Hot - individuals in hot relationships trust you, can easily forgive honest mistakes, and routinely articulate that they share your goals. When relationships are hot, you can turn to them when you’re in a pinch or accurately expect that they’ll advocate on your behalf in rooms you're not in.
Warm - a cordial, respectful relationship that still requires repeated persuasion and negotiating to gather support.
Cold - these relationships are non-existent, stale, or hostile. If you haven’t connected before or in a long time, even previously hot and warm relationships can become cold and unpredictable.
In boss mode, you can expand those considerations to include long term aspirations, positioning, and trajectory of an entire organization, program, business unit, or company. If you know where you want to be in the next few years, it’s important to build the necessary relationships now, before you need to call on them.
Most professional relationships I’ve come across fall in the category of warm. There’s nothing particularly wrong with them except that they require ongoing and consistent effort to prevent them from turning cold. On the other hand, many cold relationships could easily become warm with even just a small amount of attention and sincerity.
Additionally, it’s common that for some important security and privacy relationships, such as customers or regulators, there may be someone else at your company responsible for managing those relationships. Specialization and familiarity are helpful in engaging with certain individuals. Normally, this is completely fine and it’s not worth fighting over ownership so long as the work is done well; but if these relationships are critical to your success, you need to contribute to their success by supporting and collaborating with your colleagues to build and nurture each relationship. This also means that those individuals responsible for the organizational relationships that matter to you are also priority relationships for you to care for.

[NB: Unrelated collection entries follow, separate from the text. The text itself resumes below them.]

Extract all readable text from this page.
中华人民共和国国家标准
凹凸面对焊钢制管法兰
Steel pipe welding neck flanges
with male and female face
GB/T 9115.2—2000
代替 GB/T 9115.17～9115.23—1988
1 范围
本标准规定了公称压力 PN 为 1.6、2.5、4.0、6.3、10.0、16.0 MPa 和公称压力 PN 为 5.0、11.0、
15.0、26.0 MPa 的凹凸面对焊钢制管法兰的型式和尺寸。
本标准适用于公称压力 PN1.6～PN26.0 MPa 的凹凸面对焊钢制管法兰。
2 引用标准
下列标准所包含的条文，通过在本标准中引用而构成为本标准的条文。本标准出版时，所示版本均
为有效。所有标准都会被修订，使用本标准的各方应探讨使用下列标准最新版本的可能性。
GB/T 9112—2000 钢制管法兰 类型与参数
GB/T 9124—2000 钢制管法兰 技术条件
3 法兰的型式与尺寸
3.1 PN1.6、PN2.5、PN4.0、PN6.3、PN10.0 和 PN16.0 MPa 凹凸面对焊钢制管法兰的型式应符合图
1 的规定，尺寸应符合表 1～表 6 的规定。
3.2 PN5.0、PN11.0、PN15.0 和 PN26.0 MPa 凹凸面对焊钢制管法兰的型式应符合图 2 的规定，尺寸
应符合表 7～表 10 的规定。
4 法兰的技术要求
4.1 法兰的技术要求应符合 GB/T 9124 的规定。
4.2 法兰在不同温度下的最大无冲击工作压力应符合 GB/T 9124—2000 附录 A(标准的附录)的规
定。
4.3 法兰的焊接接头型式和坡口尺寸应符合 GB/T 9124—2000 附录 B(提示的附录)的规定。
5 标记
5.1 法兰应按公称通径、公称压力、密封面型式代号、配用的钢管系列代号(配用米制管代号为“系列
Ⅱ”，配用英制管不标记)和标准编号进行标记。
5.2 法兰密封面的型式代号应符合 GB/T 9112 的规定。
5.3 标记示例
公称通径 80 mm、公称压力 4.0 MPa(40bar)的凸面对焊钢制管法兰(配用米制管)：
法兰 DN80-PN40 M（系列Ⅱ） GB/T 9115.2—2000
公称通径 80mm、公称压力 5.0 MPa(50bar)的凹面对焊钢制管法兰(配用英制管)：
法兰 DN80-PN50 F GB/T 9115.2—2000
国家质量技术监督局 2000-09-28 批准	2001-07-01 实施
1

3 tips for managing relationships
Relationships need time and attention. Don’t expect dramatic results overnight. That’s not how genuine and reliable trust is built. Rather, start early and think about what you can do to make the relationship truly beneficial for both parties.
Meet other people where they are. Use the language of your intended audience. This requires listening and paying attention to the cues around you. Don’t ever assume your expertise is the most important.
Manage expectations honestly. Be upfront about limitations and opportunities. When people don’t get what they expect from you, it hurts your credibility in those relationships.
Add value by understanding what other people want and need. Leave out the “optics” and “smoke and mirror” tricks you learned from unscrupulous leaders, and build your own reputation for delivering ethical win-win solutions. “Help me understand,” is a disarming and productive request.